FDI enterprises raked in a total of US$9.24 billion from exports during the first half of May, a decline of 30.1% compared to the second half of April.

By mid-May, FDI firms grossed a total of US$98.8 billion from exports, a rise of 13.3% against the same period from last year, and accounting for 73.1% of the country’s overall export turnover.

Meanwhile, FDI firms’ total import turnover soared by 15.4% to US$88.5 billion compared to last year’s corresponding period, duly making up 65.4% of the country’s total import turnover.

With these positive figures from the beginning of the year to May 15, FDI enterprises racked up a trade surplus of US$10.3 billion.

At present, FDI sector has significantly contributed to the nation’s leading export groups, including phones and components, computers, machines and equipment, garments and textiles, and footwear.

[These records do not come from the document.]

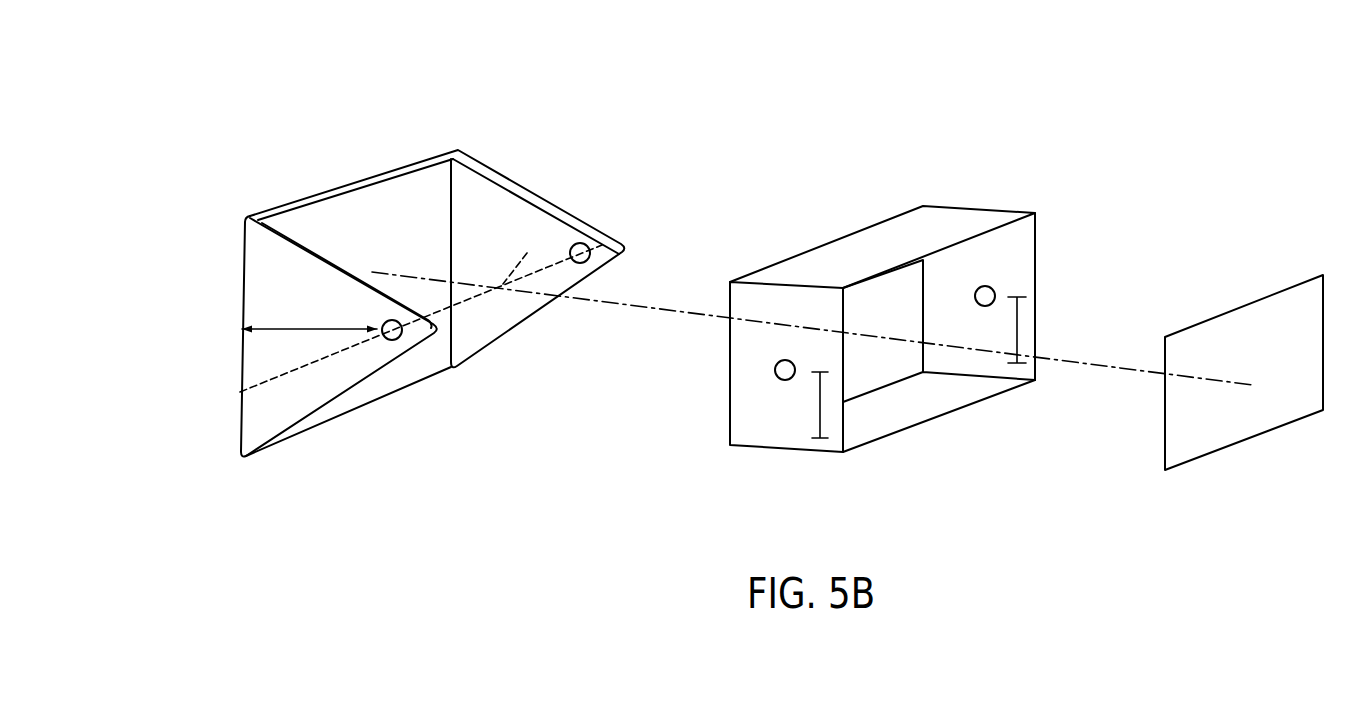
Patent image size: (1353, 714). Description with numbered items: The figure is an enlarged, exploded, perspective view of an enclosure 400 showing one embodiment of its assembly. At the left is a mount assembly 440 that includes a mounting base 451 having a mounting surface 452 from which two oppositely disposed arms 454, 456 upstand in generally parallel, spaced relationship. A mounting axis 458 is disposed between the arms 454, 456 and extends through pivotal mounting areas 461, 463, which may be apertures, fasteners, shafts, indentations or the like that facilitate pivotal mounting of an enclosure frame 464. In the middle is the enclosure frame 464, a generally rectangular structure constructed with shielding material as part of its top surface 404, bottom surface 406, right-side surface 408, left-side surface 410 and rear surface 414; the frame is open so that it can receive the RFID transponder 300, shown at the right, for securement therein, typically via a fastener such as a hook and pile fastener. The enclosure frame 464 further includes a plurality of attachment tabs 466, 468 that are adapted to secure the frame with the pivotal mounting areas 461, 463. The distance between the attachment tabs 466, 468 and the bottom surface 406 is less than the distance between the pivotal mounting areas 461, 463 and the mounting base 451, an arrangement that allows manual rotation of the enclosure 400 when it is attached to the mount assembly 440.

The RFID transponder 300 is at (1303, 280).
The enclosure 400 is at (1035, 160).
The top surface 404 is at (898, 228).
The bottom surface 406 is at (893, 425).
The right-side surface 408 is at (1025, 250).
The left-side surface 410 is at (740, 327).
The rear surface 414 is at (886, 375).
The mount assembly 440 is at (535, 82).
The mounting base 451 is at (285, 199).
The mounting surface 452 is at (420, 175).
The arm 454 is at (527, 205).
The arm 456 is at (243, 430).
The mounting axis 458 is at (522, 256).
The pivotal mounting area 461 is at (578, 247).
The pivotal mounting area 463 is at (383, 340).
The enclosure frame 464 is at (766, 262).
The attachment tab 466 is at (775, 373).
The attachment tab 468 is at (997, 292).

Last year witnessed the country’s exports edge up by 19% to US$336.3 billion compared to 2020, with the FDI sector remaining the main pillar of export.

According to the Ministry of Industry and Trade, despite enduring a sharp increase, the country’s exports tend to heavily rely on the FDI sector in recent years.

Specifically, the FDI sector’s export turnover surged by 21.1% to US$247.5 billion, making up 73.6% of total export turnover, while the export turnover of domestic enterprises stood at an estimated US$89 billion, up 13.4%.

This figure was lower than the country’s overall export growth and only made up 26.4% of total export turnover.